Rejecting this argument, the district court observed that the Ninth Circuit expressly rejected the same argument in Golden Gate (see Practice Note, ERISA Litigation: Preemption of State Laws (Overview): ERISA Did Not Preempt San Francisco's Fair Share Ordinance). Finding that the ordinance did not require creation of an ERISA plan, the district court reasoned that the direct payment option:
  • Was similar to paying employees' regular wages.
  • Did not implicate ERISA's concerns regarding mismanagement of plan funds.
  • Imposed minimal recordkeeping obligations that employers would maintain in their normal course of business.
  • Did not give employers discretion to limit or deny benefits.
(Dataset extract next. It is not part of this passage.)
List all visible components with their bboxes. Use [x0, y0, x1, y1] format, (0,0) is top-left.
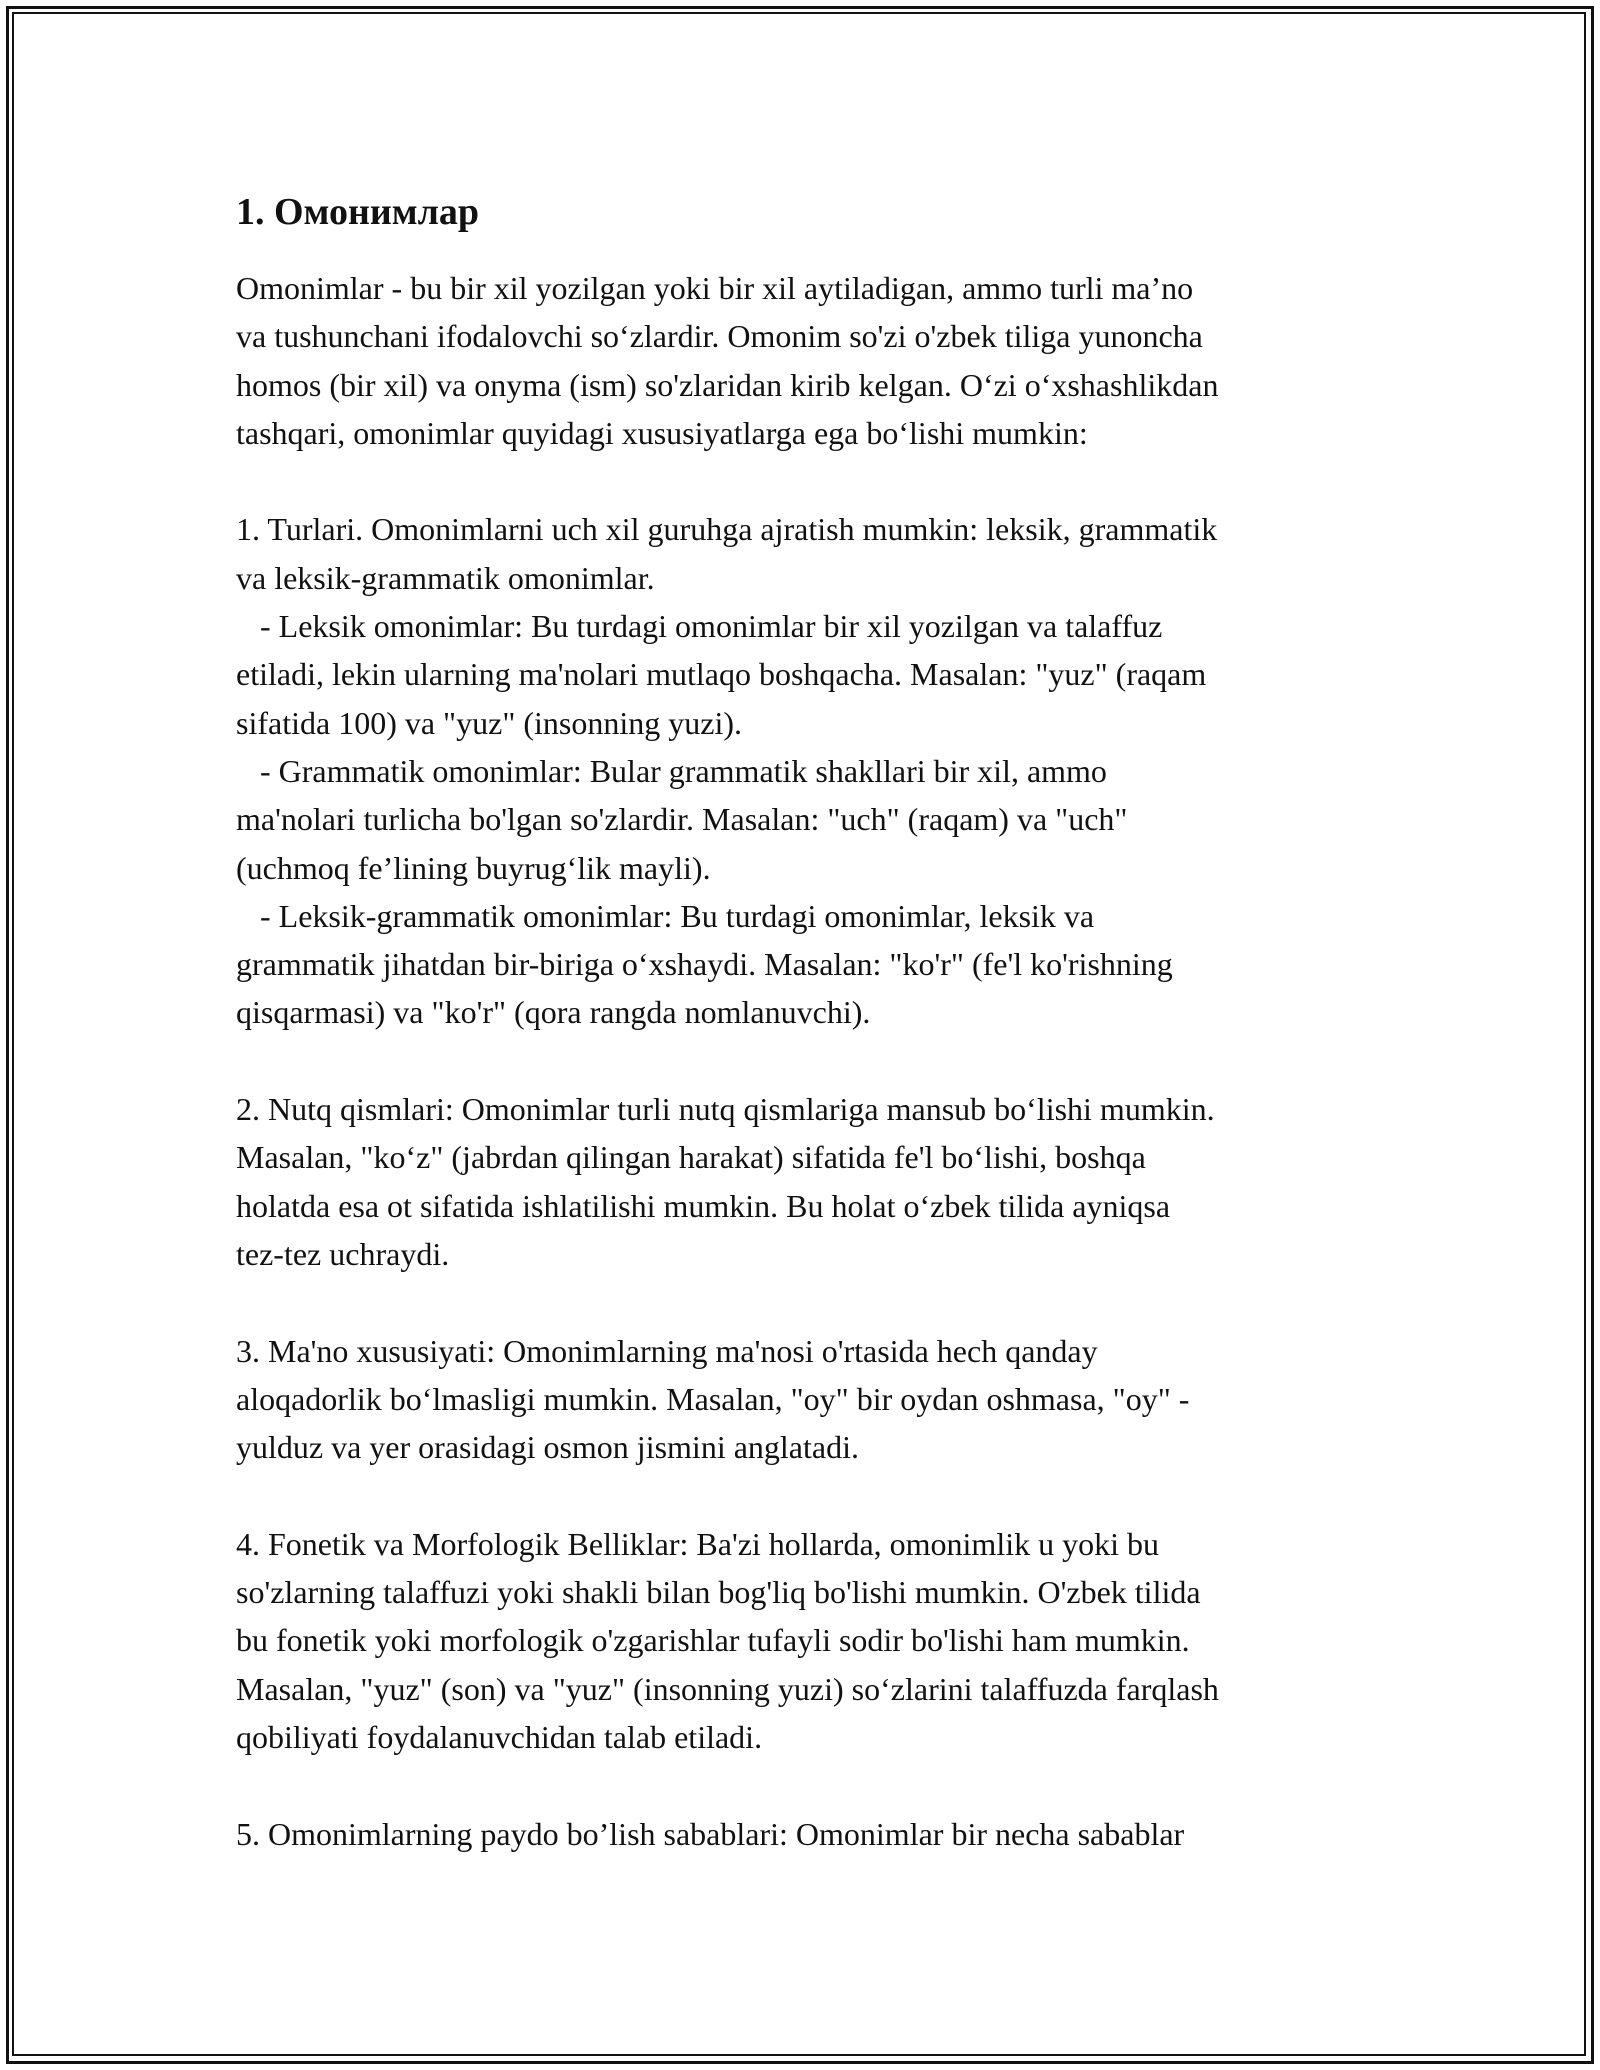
- text-line: Masalan, "yuz" (son) va "yuz" (insonning yuzi) so‘zlarini talaffuzda farqlash: [236, 1670, 1219, 1707]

Ordinance Did Not Have Connection with or Reference to ERISA Plan

The district court also rejected the association's arguments that ERISA preempted the ordinance because it had an impermissible connection with or reference to an ERISA plan (29 U.S.C. § 1144(a)). The association contended that the ordinance forced ERISA plans to:
  • Adopt certain substantive coverage or restrict their choice of health insurers.
  • Effectively extend their existing insured or self-funded coverage options to include employees covered by the Seattle ordinance (because the direct payment option was too expensive to be a viable option).
In determining that the ordinance lacked a connection with an ERISA plan, the court reasoned that employers had multiple options for complying with the ordinance. The district court found that the direct-to-employee payments were not, in themselves, ERISA plans.
Regarding the association's argument that the ordinance had an impermissible reference to an ERISA plan, the court concluded that the ordinance was fully functional without the existence of an ERISA plan. The court also found that payments required under the ordinance were determined based on an employee's status, rather than benefits available under an ERISA plan. The court contrasted the ordinance with a preempted District of Columbia law that required benefits provided under the law to be the same as benefits provided under an ERISA plan (see D.C. v. Greater Wash. Bd. of Trade, 506 U.S. 125 (1992)).

Practical Impact

Employer fair share laws became the subject of litigation more than a decade ago (and before enactment of the Affordable Care Act's (ACA's) employer mandate) when the Fourth and Ninth Circuits reached different outcomes regarding whether ERISA preempted such laws in Maryland and California, respectively (see Employer Mandate Toolkit). It remains to be seen whether the trade association plaintiff in this litigation will appeal the district court's ruling to the Ninth Circuit, which in 2008 issued the Golden Gate ruling referenced above concerning San Francisco's fair share ordinance. But the spread to other municipalities of requirements such as those under the San Francisco and Seattle ordinances (or more expansive requirements) could eventually bolster the argument that these ordinances interfere with ERISA's goal of uniform plan administration nationwide.